The Court also ordered the defendants to pay civil penalties of $600,000 each.

The SEC’s complaint accused defendants Crowd Machine and Metavine and founder Craig Sproule of making materially false and misleading statements in connection with the unregistered offering and sale of crypto-asset securities they referred to as “Crowd Machine Compute Tokens” or “CMCTs.”

Without admitting or denying the SEC’s allegations, the defendants previously consented to the entry of injunctions permanently enjoining them from violating the anti-fraud provisions of Section 17(a) of the Securities Act of 1933 (“Securities Act”) and of section 10(b) of the Act.

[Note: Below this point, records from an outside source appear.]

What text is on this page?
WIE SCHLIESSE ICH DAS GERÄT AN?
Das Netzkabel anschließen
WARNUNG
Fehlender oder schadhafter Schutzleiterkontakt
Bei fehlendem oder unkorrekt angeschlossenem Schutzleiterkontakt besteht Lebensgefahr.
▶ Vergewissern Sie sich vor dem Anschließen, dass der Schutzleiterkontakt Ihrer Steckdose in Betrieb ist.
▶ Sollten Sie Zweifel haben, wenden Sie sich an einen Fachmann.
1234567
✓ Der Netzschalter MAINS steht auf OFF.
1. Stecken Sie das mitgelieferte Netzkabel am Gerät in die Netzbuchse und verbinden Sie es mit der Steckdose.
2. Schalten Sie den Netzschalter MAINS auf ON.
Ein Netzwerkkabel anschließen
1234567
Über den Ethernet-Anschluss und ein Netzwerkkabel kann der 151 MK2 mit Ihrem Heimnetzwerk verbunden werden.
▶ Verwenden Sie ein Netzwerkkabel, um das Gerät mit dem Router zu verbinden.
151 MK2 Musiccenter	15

The Securities Exchange Act of 1934 and Rule 10b-5 thereunder, and the registration provisions of Sections 5(a) and (c) of the Securities Act.

The consent decrees also enjoined the defendants from participating in future securities offerings, ordered them to permanently deactivate the CMCTs in their possession and seek the removal of the CMCTs from cryptocurrency trading platforms, and as to Sproule, imposed a civil penalty of $195,047 and barred him from serving as an officer or director of a public company. The prior consent decrees fully resolved the SEC’s action against Mr. Sproule, but left the Court to determine the monetary relief to be paid by the remaining defendants.

The Court’s final decision followed an order, issued on December 5, 2023, partially accepting the Securities and Exchange Commission’s proposal for monetary relief. Among other rulings, the Court denied the defendants’ request to deduct from their forfeiture “expenses incurred in initiating the illegal and unregistered sale of securities, such as marketing and consulting costs for the onward sale,” “cutting costs” CMCT ” for selling in an unregistered offering that was itself tainted by fraud,” legal fees incurred in “defending the fraud itself after the fact,” post-offer “depreciation of crypto assets obtained by fraud,” and accrued but unpaid expenses, including employee wages.